18 Nov 2011

Tea tape man wants court to decide whether chat was private

5:35 pm on 18 November 2011

Bradley Ambrose recorded what was said by the National Party leader and ACT's Epsom candidate when the pair met in an Auckland cafe last Friday.

Mr Ambrose's civil lawyer Davey Salmon, says a teleconference was held with a judge on Friday afternoon and a hearing has been scheduled for Tuesday morning in the High Court at Auckland.

He says John Key, the Attorney-General, TV3 and the Herald on Sunday were also represented on the phone call.

A spokesperson for the Solicitor-General has confirmed he will be in court on Tuesday to represent the Attorney-General, but wouldn't reveal what role he will play in proceedings.
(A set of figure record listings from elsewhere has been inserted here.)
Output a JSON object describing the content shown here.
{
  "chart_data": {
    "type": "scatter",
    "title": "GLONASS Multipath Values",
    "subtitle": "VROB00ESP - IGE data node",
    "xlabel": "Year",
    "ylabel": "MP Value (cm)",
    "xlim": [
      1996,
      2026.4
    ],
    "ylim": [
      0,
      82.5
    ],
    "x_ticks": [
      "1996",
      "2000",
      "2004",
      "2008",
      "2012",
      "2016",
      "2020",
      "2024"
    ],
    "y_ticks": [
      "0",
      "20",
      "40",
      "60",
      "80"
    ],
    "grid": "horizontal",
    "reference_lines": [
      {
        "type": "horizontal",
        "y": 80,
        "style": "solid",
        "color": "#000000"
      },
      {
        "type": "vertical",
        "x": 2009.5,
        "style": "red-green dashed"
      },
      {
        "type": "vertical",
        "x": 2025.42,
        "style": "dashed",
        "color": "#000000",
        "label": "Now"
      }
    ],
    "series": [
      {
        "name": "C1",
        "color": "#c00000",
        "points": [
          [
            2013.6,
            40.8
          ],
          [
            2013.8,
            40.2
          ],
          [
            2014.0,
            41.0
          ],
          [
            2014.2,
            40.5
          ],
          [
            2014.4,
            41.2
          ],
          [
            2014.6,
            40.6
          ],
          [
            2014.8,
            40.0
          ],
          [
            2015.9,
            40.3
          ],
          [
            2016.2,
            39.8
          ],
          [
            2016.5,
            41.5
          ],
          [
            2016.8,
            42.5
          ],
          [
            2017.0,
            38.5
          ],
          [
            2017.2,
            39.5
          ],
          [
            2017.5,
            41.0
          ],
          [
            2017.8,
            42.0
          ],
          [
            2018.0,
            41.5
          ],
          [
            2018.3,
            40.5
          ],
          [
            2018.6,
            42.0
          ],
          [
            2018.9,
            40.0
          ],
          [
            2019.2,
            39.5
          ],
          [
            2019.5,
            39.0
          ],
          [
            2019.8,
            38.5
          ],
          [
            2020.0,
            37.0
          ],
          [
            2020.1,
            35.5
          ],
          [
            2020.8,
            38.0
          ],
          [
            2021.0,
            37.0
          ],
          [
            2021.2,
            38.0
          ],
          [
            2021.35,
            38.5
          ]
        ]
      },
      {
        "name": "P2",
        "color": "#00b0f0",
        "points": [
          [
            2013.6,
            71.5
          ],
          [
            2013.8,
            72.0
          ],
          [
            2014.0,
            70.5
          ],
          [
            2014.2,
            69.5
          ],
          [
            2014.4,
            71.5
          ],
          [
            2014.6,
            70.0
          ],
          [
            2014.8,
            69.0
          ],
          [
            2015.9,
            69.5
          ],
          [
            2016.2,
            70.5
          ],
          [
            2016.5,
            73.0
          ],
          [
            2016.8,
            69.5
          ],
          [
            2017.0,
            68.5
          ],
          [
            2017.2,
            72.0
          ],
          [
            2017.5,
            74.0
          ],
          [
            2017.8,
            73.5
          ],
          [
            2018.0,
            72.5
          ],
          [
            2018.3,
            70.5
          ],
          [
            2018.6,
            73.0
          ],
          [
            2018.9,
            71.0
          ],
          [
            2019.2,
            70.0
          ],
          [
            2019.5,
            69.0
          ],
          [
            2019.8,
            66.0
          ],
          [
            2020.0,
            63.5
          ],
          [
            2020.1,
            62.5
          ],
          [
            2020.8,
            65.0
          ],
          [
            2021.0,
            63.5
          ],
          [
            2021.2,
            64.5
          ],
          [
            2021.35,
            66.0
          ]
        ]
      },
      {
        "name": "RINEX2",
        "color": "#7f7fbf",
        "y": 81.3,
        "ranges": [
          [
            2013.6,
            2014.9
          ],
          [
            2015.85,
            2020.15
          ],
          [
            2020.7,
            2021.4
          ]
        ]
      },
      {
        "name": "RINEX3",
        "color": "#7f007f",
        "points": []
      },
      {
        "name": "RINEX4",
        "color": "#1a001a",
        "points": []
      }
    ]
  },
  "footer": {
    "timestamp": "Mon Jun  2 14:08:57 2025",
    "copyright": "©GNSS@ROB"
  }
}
Mr Key has laid a complaint against Mr Ambrose, claiming the conversation with Mr Banks was illegally recorded.

Mr Ambrose's criminal lawyer Ron Mansfield told Morning Report in no way can the discussion be regarded as secret.

"What took place wasn't a private communication. What we say it was was a public event where media were invited along to for political gain for those who were holding it," he says.

Mr Mansfield says his client has been described by politicians as unethical and is considering suing for defamation.

He says the controversy is affecting Mr Ambrose's work prospects.

Police demands questioned

Police are demanding Radio New Zealand and three other news outlets hand over unpublished material and other information relating to the recording and say search warrants are likely to be issued.

Wellington media lawyer Peter McKnight told Morning Report that is a new step for police.

He says they will have to convince a district court judge to issue the search warrants.

Victoria University law lecturer Steven Price told Morning Report the police are taking an extreme measure.

The concerns are shared by the International Federation of Journalists, which is condemning the demands made by police.

The federation's Asia-Pacific director, Jacqueline Park, says there are ethical questions about how the recording was made but the police action could be interpreted as an attempt to suppress media freedom.